ST11 strains were observed to be transmitted between patients in the same ward, hospital, and region. Two ST11 clones caused 2 transmissions, which is similar to a previous study in which ST11 clones caused an outbreak in a single hospital (
62). Our research also showed that ST11 was grouped into 3 subclades, indicating that the ST11 lineage is the clone complex. Furthermore, we also found potential dissemination of the ST420 clone, indicating that ST420 may be another major high-risk clone in our region besides ST11. Several studies have demonstrated that genes, such as
rmpA,
iucABCD,
iutA, and
iroBCDN, are associated with hypervirulent
K. pneumoniae (
63,
64), and all these genes were detected in ST420 isolates of this study.

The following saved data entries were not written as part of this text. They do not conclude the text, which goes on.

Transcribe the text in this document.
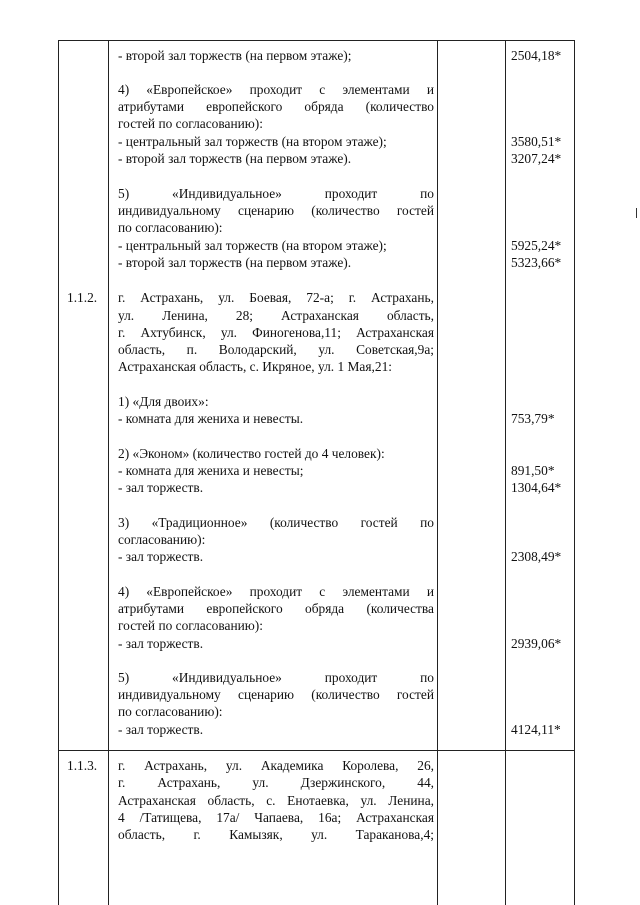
- второй зал торжеств (на первом этаже);	2504,18*
4) «Европейское» проходит с элементами и
атрибутами европейского обряда (количество
гостей по согласованию):
- центральный зал торжеств (на втором этаже);	3580,51*
- второй зал торжеств (на первом этаже).	3207,24*
5) «Индивидуальное» проходит по
индивидуальному сценарию (количество гостей
по согласованию):
- центральный зал торжеств (на втором этаже);	5925,24*
- второй зал торжеств (на первом этаже).	5323,66*
1.1.2.	г. Астрахань, ул. Боевая, 72-а; г. Астрахань,
ул. Ленина, 28; Астраханская область,
г. Ахтубинск, ул. Финогенова,11; Астраханская
область, п. Володарский, ул. Советская,9а;
Астраханская область, с. Икряное, ул. 1 Мая,21:
1) «Для двоих»:
- комната для жениха и невесты.	753,79*
2) «Эконом» (количество гостей до 4 человек):
- комната для жениха и невесты;	891,50*
- зал торжеств.	1304,64*
3) «Традиционное» (количество гостей по
согласованию):
- зал торжеств.	2308,49*
4) «Европейское» проходит с элементами и
атрибутами европейского обряда (количества
гостей по согласованию):
- зал торжеств.	2939,06*
5) «Индивидуальное» проходит по
индивидуальному сценарию (количество гостей
по согласованию):
- зал торжеств.	4124,11*
1.1.3.	г. Астрахань, ул. Академика Королева, 26,
г. Астрахань, ул. Дзержинского, 44,
Астраханская область, с. Енотаевка, ул. Ленина,
4 /Татищева, 17а/ Чапаева, 16а; Астраханская
область, г. Камызяк, ул. Тараканова,4;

This study has some limitations. First, we did not perform active surveillance during the study period, and only a small proportion of isolates in the same region were collected. Moreover, hospital environment samples (such as basin, surface, and sewage) and patients’ screen samples were not included in our study, which would have provided more information on clonal dissemination. However, our findings provide valuable information for understanding the molecular epidemiology of CRKP in a non-tertiary hospital in China. Of note, most surveillance studies were performed in tertiary hospitals in mainland China. This study highlights the need for improvement of infection control practices in non-tertiary hospitals, as well as indicates the importance of performing regional resistance surveillance.
5.1. Conclusions
CRKP strains were mainly isolated from ICU and neurosurgery departments. Several chains of dissemination of CRKP were discovered in the hospital and region, as ST11 was the main epidemic clone. Multiple carbapenemase genes were detected, with blaKPC-2 being the most frequent. The resistance rate of CRKP strains to CAZ/AVI was higher in our study than in previous studies. Our findings highlight the need for more effective antimicrobial stewardship and infection control practices in non-tertiary hospitals in China.